Low Residency Graduate Writing Programs
1. Low Residency Programs
An educational option for students are Low Residency Graduate Programs. These programs offer advanced degrees with flexibility. A low residency program is generally two or three years. Students attend a nine or ten day residency twice per year. This type of program allows students to come to campus for nurturing face-to-face interaction while maintaining jobs and homes throughout the country.

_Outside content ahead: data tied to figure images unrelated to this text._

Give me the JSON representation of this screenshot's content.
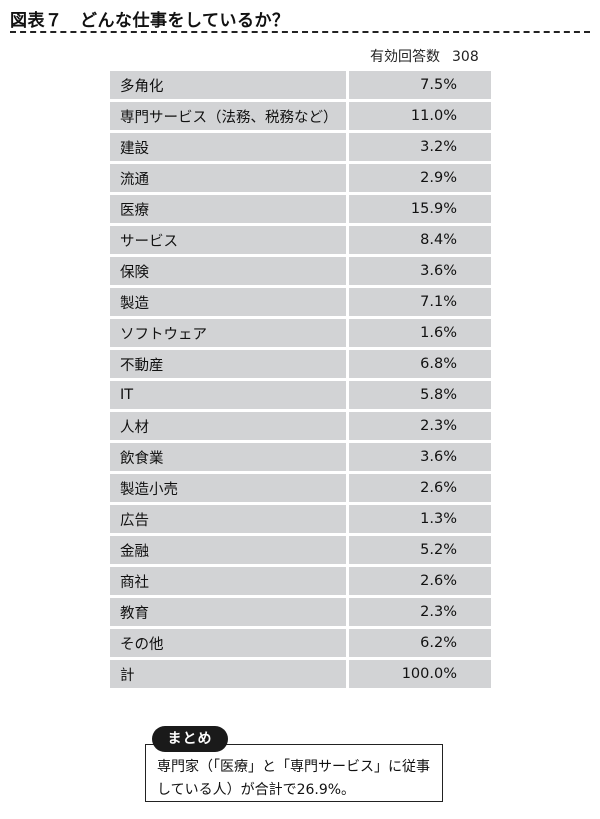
{
  "figure": {
    "title": "図表７　どんな仕事をしているか？"
  },
  "respondents": {
    "label": "有効回答数",
    "count": "308"
  },
  "rows": [
    {
      "label": "多角化",
      "value": "7.5%"
    },
    {
      "label": "専門サービス（法務、税務など）",
      "value": "11.0%"
    },
    {
      "label": "建設",
      "value": "3.2%"
    },
    {
      "label": "流通",
      "value": "2.9%"
    },
    {
      "label": "医療",
      "value": "15.9%"
    },
    {
      "label": "サービス",
      "value": "8.4%"
    },
    {
      "label": "保険",
      "value": "3.6%"
    },
    {
      "label": "製造",
      "value": "7.1%"
    },
    {
      "label": "ソフトウェア",
      "value": "1.6%"
    },
    {
      "label": "不動産",
      "value": "6.8%"
    },
    {
      "label": "IT",
      "value": "5.8%"
    },
    {
      "label": "人材",
      "value": "2.3%"
    },
    {
      "label": "飲食業",
      "value": "3.6%"
    },
    {
      "label": "製造小売",
      "value": "2.6%"
    },
    {
      "label": "広告",
      "value": "1.3%"
    },
    {
      "label": "金融",
      "value": "5.2%"
    },
    {
      "label": "商社",
      "value": "2.6%"
    },
    {
      "label": "教育",
      "value": "2.3%"
    },
    {
      "label": "その他",
      "value": "6.2%"
    },
    {
      "label": "計",
      "value": "100.0%"
    }
  ],
  "summary": {
    "tag": "まとめ",
    "line1": "専門家（「医療」と「専門サービス」に従事",
    "line2": "している人）が合計で26.9%。"
  },
  "colors": {
    "cell_background": "#d2d3d5",
    "tag_background": "#1a1a1a"
  }
}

2. Low Residency Writing Community
Low Residency programs offer a strong writing community that forms on campus and carries over into the Project Period or semester, where students work independently for five months following residency. A mentor, mentee group, and on-line book conferences are part of this type of educational program. There is a strenuous amount of work given on par with traditional graduate programs. Deadlines and professional work is expected in order to maintain good academic standing. Within the above mentioned groups students further develop research, reading and writing skills.
3. Added Expenses in Low Residency Programs
A low residency program can be expensive. Many students who opt for low residency programs live across country from their educational institution. This means they incur the cost of traveling in for residency. The cost of plane fare, hotel accommodations, ground transportation and meals can get costly.
4. Finding Funds for Low Residency Programs
The cost of getting a higher education is increasing. There is no way around that. The good thing is that creative funding is available. Filling out the free FASFA form for Federal Financial Aid is the first step in determining what grants and other types gifted money is available that you don’t have to pay back.
If you still are still eligible for Federal Student Loan money after receiving your undergraduate degree you should be able to fund a low residency graduate program with loans supplemented by some grant money. Grants, loans, writing contest and a solid plan will all aid in the search for educational money.